Mahlukat neyin nerede ne kadar biriktiğinden habersiz. Belki biz yaratılmışların zihnini “bardağı taşıran son damla” ibaresi çokça çarpıtmıştır. Belki bardak taşmayacak. Akıbeti işlerin hiç aklımıza gelmeyen tarzdaki mahiyetinin tayin etme ihtimali hep vardır.

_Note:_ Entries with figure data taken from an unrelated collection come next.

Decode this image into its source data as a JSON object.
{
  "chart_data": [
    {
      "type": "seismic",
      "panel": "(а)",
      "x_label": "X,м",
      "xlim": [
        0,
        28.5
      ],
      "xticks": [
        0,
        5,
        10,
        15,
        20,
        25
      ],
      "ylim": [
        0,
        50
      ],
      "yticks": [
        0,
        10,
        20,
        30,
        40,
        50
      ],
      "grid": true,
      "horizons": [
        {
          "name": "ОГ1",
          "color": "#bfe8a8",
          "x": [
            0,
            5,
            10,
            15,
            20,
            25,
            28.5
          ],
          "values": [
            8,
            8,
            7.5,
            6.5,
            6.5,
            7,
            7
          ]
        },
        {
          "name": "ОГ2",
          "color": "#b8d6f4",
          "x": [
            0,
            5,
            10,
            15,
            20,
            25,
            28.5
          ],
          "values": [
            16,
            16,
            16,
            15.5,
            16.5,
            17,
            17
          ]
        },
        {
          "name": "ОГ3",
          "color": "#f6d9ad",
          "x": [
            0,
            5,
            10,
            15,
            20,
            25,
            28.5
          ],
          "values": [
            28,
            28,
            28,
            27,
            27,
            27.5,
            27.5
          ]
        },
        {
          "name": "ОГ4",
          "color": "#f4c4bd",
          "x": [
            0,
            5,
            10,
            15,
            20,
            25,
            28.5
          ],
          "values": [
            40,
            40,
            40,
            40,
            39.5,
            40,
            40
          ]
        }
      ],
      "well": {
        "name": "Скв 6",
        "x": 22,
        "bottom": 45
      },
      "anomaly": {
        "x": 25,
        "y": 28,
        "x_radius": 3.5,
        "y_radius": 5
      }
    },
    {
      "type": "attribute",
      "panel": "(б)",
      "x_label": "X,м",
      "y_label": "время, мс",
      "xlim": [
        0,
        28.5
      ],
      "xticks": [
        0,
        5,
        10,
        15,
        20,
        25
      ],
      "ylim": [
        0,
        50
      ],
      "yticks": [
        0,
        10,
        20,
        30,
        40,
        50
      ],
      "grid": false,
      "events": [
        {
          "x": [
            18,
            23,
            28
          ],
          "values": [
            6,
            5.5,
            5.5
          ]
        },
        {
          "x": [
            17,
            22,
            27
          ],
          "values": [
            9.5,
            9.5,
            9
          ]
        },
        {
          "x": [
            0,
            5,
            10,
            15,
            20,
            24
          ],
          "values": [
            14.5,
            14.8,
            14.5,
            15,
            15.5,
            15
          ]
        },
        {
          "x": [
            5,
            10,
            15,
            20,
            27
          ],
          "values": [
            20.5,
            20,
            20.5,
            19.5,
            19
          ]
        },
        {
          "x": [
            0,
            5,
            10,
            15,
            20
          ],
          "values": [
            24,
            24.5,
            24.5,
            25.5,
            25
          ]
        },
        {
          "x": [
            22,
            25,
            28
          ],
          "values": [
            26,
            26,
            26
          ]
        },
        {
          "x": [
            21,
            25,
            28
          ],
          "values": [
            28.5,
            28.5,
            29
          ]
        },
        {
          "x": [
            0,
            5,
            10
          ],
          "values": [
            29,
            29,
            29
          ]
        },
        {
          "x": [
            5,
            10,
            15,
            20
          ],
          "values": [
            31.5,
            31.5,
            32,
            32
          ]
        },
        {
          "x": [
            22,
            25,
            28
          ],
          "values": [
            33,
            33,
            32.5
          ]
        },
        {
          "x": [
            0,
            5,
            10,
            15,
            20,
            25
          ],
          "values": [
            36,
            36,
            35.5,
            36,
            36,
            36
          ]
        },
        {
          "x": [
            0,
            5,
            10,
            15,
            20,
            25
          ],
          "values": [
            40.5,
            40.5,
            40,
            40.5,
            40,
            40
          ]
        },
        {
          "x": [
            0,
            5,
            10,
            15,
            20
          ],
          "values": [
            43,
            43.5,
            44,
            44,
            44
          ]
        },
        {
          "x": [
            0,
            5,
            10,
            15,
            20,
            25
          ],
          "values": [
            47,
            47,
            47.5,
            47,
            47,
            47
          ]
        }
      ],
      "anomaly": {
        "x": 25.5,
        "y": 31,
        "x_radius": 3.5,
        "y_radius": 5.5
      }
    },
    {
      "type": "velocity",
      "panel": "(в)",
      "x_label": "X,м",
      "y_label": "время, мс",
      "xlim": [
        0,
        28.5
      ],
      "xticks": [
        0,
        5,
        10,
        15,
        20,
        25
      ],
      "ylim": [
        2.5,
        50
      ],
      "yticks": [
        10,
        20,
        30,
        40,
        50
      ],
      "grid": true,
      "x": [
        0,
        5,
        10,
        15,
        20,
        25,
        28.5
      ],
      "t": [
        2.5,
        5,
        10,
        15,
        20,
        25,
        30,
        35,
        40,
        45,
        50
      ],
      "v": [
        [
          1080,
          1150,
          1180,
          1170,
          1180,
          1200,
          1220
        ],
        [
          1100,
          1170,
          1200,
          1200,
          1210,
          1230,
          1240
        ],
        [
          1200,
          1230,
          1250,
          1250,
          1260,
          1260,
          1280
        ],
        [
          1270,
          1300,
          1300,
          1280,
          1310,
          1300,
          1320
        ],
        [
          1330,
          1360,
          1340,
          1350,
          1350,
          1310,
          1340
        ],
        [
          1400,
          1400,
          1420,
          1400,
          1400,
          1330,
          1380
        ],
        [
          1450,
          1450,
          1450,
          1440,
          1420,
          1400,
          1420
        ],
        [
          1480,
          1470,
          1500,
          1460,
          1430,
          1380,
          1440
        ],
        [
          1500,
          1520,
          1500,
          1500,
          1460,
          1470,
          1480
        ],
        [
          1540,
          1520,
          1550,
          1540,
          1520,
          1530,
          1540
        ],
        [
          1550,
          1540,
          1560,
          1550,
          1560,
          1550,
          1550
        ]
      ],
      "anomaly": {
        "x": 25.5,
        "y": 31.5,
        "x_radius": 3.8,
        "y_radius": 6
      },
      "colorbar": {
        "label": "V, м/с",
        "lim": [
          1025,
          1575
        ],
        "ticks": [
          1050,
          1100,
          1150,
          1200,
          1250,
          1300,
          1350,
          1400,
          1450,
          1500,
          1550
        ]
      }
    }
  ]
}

Bardak taşacak olursa, yine de, biliyoruz ki, dolu kalır; ve lâkin ya bardak devrilirse ne olacak? İspanya’nın dış ticaret açığı, Euro’nun ve ona bağlı olarak Avrupa Birliği’nin geleceği, Türkiye’nin geleceği, ABD’nin, İsrail’in geleceği... Bir kumar... bir iskambil oyunu... kartlar açık oynanıyor ve her kumarbaz diğerlerinin elini görebiliyor, o diğerlerinin de kendi elinde hangi kâğıtların bulunduğunu gördüğünden haberdar... Ben bu satırları bilgisayar ekranına döktürdüğüm sırada Hilary Clinton boyun damarlarını şişirerek “Sizi gidi Rusya ve Çin! Siz cezasız kalmayacaksınız!” diye bangır bangır bağırıyor. Yırtınıyor, ter ter tepiniyor. Ahmet Davutoğlu, “Emredersiniz, biz onların cezasını vermesini biliriz” diyor. Sonra ne oluyor?
 
Sonra CIA Suriye’de duruma son derecede hakim olduğunu iknaa uğraşıyor. Temaslar muvacehesinde Ahmet Davutoğlu ne Çin’den, ne Rusya’dan insaniyet öğrenebiliyor. İnsanlar ölüyor, ölmek de öldürmek de îlâ-yı kelimeti’illaah dışta tutulsun gayesine müteveccih. Sırf bu yüzden, hem öldüren, hem de ölüme sebep olan taraflar kabahati birbiri üzerine atıyor. Türk ilinde bu alengirli faaliyetin bir işe yarayacağına inanan müfsit çok. CIA güzel iş çıkarıp FBI anaforuna kapılmış TC tâbiyetindeki elemanları “lây lây lôm” aktivitesine ikna edebilse bile, hiç yaş tahtaya basma niyeti olmayan PENTAGON hepsinin kulağını çekebilir. Bunların hepsi tahmin, hepsi tahin, hepsi tahin-pekmez,. Bunları Ramazan düşüncemizden hiç eksik etmez.    
 
Ramazan geldi. Oruçlu kafayla düşünün bakalım: Eğer idare edilenlerin rızası nispetinde mer’iyete kavuşmuş bir idarî meşruiyyetten bahsedebiliyorsak, Suriye’deki babadan oğula geçme diktatörlük mü meşrudur, yoksa demokratikliği ABD alengirli, vesikalı, ruhsatlı, ehliyetli seçimle iş başına üç kez gelmiş AKP hükümeti mi?